Obese People in Spandex
 I mean, c'mon!  Someone needs to tell these people that
they're elastic's worst nightmare!  Some people say that the
obese body is beautiful.  That's fine, but if some woman
with no chest and a man with a package like a pencil nestled
between two Raisenettes thinks that their attributes are
beautiful, and went around showing them off, they'd be in
jail!

Under Ten Dollars
 Okay, here's the way it is.  Something that costs $9.99
with tax still qualifies as under ten dollars.  That's the
limit.  Those pricks who advertise things as under ten
dollars that are actually $9.99 plus tax should be
casterated!  In fact, everyone knows that anything costing
over the ninety cent mark gets rounded to the nearest
dollar.  Do you buy something for $1.99?  No, it cost two
bucks!

Pork and Beans
 Goddamnit, that little cube of pork fat byproduct is
not pork!  I'm not even sure if it qualifies as meat.  When
the can says pork and beans, then I want a slab of tender
white piggy.

Guys With Perms
 The Bradys are dead or in jail, let their hairdos die
with them, guys!

Jell-O Molds
 If you ever come to one of my potlucks and bring a
store-bought Jell-O mold, you can just turn around and
leave.  If someone invites you to their house and spends
hours bending over hot coals to cook you expensive meat, the
least you can do is take the time to mix hot water and pink
powder.

Professional Wrestling
 Wrestling is the least violent sport on the planet.
Professional wrestlers would be great ballerinas.  Think
about it -- anyone adept and dextrous enough to fake a two
hour fight and not get hurt is pretty damn graceful!
Wrestlers are great athletes, and better actors.
 Well, damnit, I want blood!  Hurt someone or get off
the platform!

Spoiling Children
 The next worse thing to beating children is spoiling
them.  Nothing ruins and corrupts a future adult like having
its every little whim granted.  Spoiled children are brats,
and brats become pricks.  Do you like pricks?
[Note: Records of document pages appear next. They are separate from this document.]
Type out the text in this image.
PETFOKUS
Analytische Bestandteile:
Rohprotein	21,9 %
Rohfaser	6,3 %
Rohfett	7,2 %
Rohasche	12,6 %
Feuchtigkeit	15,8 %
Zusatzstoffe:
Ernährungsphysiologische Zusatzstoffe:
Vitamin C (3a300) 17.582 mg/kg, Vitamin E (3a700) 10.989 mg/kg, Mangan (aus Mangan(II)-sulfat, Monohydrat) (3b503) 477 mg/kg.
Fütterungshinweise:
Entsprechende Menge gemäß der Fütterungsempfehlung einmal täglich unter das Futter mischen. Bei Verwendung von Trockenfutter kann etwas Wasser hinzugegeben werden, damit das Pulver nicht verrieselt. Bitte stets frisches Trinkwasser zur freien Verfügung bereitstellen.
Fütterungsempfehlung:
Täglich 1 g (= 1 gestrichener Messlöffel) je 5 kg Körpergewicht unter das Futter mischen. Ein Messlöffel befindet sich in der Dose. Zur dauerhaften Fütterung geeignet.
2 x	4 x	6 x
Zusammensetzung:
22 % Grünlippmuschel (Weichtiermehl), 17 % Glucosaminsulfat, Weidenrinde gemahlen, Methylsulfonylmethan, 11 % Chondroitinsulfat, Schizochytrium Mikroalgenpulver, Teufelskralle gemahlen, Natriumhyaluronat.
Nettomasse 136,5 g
Then stop
giving candy to your kid when he cries, and take it from
other peoples' babies.

I Mean
 Mean people!  You bastards!  I'll kill you all!

Racists
 What the fuck?!  You think you're superior to someone
else?  Screw you!  The second you believe that, you cease to
be superior.

Turn Off or Turn It Off
 Okay, you lousy pricks!  Yeah, those of you who don't
realize that you've had your turn signal on for the last two
hundred miles.  They need to make a car that sends 10,000
volts through the steering wheel if your signal isn't off in
ten seconds.
 If you change lanes, you need your signal for all of
four seconds.  But someone always forgets to turn it back
off!  So I get stuck behind some idiot going thirty down the
interstate with his right turn signal on for three states.
There are possible turns every five feet, and innevitably
when I decide he's never going to turn, he slams on the
brakes and turns.

Political Correctness
 Political correctness was created to keep everybody in
the world from getting offended by what anyone else says.
It works great on paper, but then again, so did Communism.